Alors là on a été complètement… tout le monde le savait… personne n’avait eu la force de nous le dire… Après on a été directement chez la femme de Charles Michels ; on a pu parler ensemble de nos morts… et c’est comme ça que nous avons appris la mort de mon père. Le ministère ne nous a averties qu’au bout d’un mois et demi… »
Dans la brochure publié par le Secrétariat Général pour l’Administration / Direction de la Mémoire, du Patrimoine et des Archives, dans le n°20, de la collection Mémoire et Citoyenneté, on peut lire : « Le lendemain, les Allemands dispersent les vingt-sept corps dans neuf cimetières des environs. Le dimanche suivant, malgré les interdictions, des fleurs sont déposées à l’emplacement des neuf poteaux par la population de Châteaubriant et de ses alentours ».
« Mais cette dispersion, précise le site Châteaubriant, Histoire et Résistance, loin de semer la terreur et l’oubli, a fait germer l’esprit de Résistance. A Châteaubriant, malgré l’interdiction, des petits groupes se rendent à la Sablière, le dimanche suivant, quelques fleurs à la main. Les poteaux de bois ont été emportés par les nazis, mais les fermiers en ont marqué l’emplacement. Pour que nul n’oublie ».
Aujourd’hui, le site de la Sablière, classé Monument historique, est un lieu de souvenir et d’histoire et le mémorial de Châteaubriant, du sculpteur Rohal, situé en son centre de la carrière, évoque ce tragique épisode de la Deuxième Guerre mondiale et exprime, dans tout son dépouillement, la solidarité qui liait entre eux ces hommes morts pour la France. À ses pieds, 185 alvéoles renferment des terres venues de tous les hauts lieux de la Résistance.
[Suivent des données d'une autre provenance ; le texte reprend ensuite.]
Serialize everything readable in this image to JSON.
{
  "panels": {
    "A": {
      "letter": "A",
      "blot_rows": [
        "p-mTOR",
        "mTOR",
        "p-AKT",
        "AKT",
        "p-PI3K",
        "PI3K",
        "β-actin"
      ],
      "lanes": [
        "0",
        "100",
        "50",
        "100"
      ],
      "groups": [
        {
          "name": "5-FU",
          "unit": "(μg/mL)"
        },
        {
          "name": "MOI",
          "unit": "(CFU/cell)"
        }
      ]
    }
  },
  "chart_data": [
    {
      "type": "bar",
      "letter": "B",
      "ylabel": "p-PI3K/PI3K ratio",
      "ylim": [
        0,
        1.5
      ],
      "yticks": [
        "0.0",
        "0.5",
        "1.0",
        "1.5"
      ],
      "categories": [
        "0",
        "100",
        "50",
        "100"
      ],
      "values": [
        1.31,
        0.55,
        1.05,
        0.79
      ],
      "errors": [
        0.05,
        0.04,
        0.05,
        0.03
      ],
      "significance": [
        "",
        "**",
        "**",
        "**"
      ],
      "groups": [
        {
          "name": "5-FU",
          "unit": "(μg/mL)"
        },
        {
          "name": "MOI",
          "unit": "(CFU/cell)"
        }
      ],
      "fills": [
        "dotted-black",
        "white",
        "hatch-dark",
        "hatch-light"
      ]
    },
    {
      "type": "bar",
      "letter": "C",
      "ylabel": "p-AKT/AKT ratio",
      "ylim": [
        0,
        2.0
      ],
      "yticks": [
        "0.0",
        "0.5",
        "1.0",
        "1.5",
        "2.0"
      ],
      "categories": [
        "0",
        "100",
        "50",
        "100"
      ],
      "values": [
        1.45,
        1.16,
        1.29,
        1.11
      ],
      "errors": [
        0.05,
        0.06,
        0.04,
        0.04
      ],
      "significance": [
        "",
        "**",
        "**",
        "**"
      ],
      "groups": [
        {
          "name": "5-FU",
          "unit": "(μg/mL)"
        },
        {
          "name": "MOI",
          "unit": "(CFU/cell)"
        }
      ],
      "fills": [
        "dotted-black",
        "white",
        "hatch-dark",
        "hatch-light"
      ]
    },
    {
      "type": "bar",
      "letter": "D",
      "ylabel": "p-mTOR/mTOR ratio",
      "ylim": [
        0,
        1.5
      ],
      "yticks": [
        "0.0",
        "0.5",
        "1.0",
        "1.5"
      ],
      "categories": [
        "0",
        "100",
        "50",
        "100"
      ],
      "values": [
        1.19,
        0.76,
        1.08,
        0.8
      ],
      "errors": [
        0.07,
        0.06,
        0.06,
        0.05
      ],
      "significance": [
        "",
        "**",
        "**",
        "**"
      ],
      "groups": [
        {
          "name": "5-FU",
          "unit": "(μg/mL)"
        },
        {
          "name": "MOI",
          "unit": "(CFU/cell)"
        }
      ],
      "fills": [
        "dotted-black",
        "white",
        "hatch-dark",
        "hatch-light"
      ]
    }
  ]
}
Chaque année, le week-end le plus proche du 22 octobre, une cérémonie organisée par l’Amicale de Châteaubriant- Voves-Rouillé-Aincourt, le dimanche après-midi, réunit des milliers de personnes en ce lieu, prouvant que plus de soixante-dix ans après, l’écho des fusillades du 22 octobre 1941 à Châteaubriant, mais aussi à Indre, à Nantes, au Mont-Valérien, à Souges et dans d’autres villes de France, reste gravé dans la mémoire collective. Le site de la Sablière de Châteaubriant, avec son musée, participe au travail de mémoire, si indispensable et l’ambition de l’Amicale est d’en faire pour les nouvelles générations un véritable outil pédagogique.
Maurice Gardette, Guy Môquet (dont des groupes de résistants FTP périgourdins portent le nom), Jean-Pierre Timbaud et les autres, « les barbares voulaient les tuer, soulignait Georges Politzer. Il les ont rendus immortels ».